Leukemia survivor’s blog lets people with cancer know they are not alone
At a time when Aspen Heidekrueger’s high school classmates were thinking about what to wear to the prom and whether their team would win the big game, she was instead wondering if she would survive the cancer that was wracking her body.
This is my story, beginning to end, with all the gory details"
Heidekrueger was diagnosed with leukemia when she was 12. For the next three years, she fought to survive grueling chemotherapy and high-dose steroid treatments.
Now cancer-free, Heidekrueger is a junior at the University of Colorado Boulder, studying philosophy with a communication minor. She’s interested in ethics and metaphysics, fascinated by the kinds of questions that don’t have firm answers but which she enjoys delving into.

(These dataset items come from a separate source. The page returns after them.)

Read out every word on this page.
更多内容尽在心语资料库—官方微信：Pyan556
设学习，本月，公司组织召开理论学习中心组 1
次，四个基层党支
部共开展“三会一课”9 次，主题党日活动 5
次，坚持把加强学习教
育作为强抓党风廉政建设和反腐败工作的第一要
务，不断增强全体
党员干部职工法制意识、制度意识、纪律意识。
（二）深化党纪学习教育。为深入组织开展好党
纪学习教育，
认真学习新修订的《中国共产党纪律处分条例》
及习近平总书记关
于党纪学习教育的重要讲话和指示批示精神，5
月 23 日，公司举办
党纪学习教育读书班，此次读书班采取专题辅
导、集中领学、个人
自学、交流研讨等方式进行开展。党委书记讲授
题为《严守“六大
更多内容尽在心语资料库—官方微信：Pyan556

Questions such as: Does God exist? How did the universe come into existence? What can we know about reality?
As a way to work through her cancer experiences and fulfill a desire to share her story, Heidekrueger has designed and built a blog called Complicated Cancer to spread cancer awareness and offer advice and encouragement to patients and survivors.
She wants people with cancer to know they are not alone.
“Anyone out there who’s surviving cancer, trying to recover after chemotherapy, or supporting a loved one who is struggling, just know that help is out there,” she said. “I created this blog to connect all of us.”
She has much to share.
Because of her age at diagnosis, Heidekrueger was considered a high-risk patient. For the first 18 months of her treatment, she endured intense pain and dealt with numerous physical side effects, including hair loss, neuropathy in her hands and feet, and nausea.
“The chemotherapy did its job killing the cancer, but my body didn’t handle it very well,” she said. “During the first treatment, I went into a coma for seven days. My doctors thought the chemotherapy would kill me. When I woke up, I was in so much pain I felt like I was going to die.”
For three years, cancer, chemotherapy and emergency surgeries put her life at risk.
Through the entire ordeal, she managed to keep up with her studies, so she only missed one year of high school. During treatment, returning to school was difficult. Just walking was a struggle, let alone carrying a backpack full of books. As challenging as the physical part was, she also faced a struggle she hadn’t expected and wasn’t prepared to cope with: The social aspect of cancer.
“It was a disaster,” she said. “Everyone in my school was generally nice to me, but conversations never got below surface-level topics, like the weather. When my peers asked how I was doing, they caught themselves and had panic on their faces. You could see them thinking, ‘Oh, no, what do I say now?’ Even after I finished my treatment, I couldn’t get past the ‘girl with cancer’ social perception they had of me.”
Despite being cancer-free now, Aspen’s health battle continues. Years of intense chemotherapy and high-dose steroids have left her with chronic health problems. Doctor’s appointments and hospital visits have become frequent occurrences.
Even just a year ago, emergency abdominal surgery was necessary to remove the scar tissue built up from a previous surgery. Years of physical and emotional trauma have also forced her to wrestle with Post Traumatic Stress Disorder, anxiety and panic attacks.
But she refuses to allow the events of her past or the challenges of the present to prevent her from pursuing her goals.
Writing on her blog has been cathartic for Heidekrueger, and she presents the information unvarnished, yet in a lighthearted way. The goals of Complicated Cancer are to share her story and experiences; spread awareness about cancer; and offer encouragement, advice and information to those who battle the disease.
As she pursues her bachelor’s degree at CU Boulder, she hopes to connect with a community of friends.
Her plans are to continue to grow her website—including adding discussion boards, selling items of use to cancer patients, and finding new ways to promote her content—to try to reach as many people as possible. She’s eager to be a resource.
“This is my story, beginning to end, with all the gory details,” she said. “I don’t want to sound like I know everything. I’m just like anyone who has struggles and challenges they’re trying to figure out. But I hope this will help those who read it.”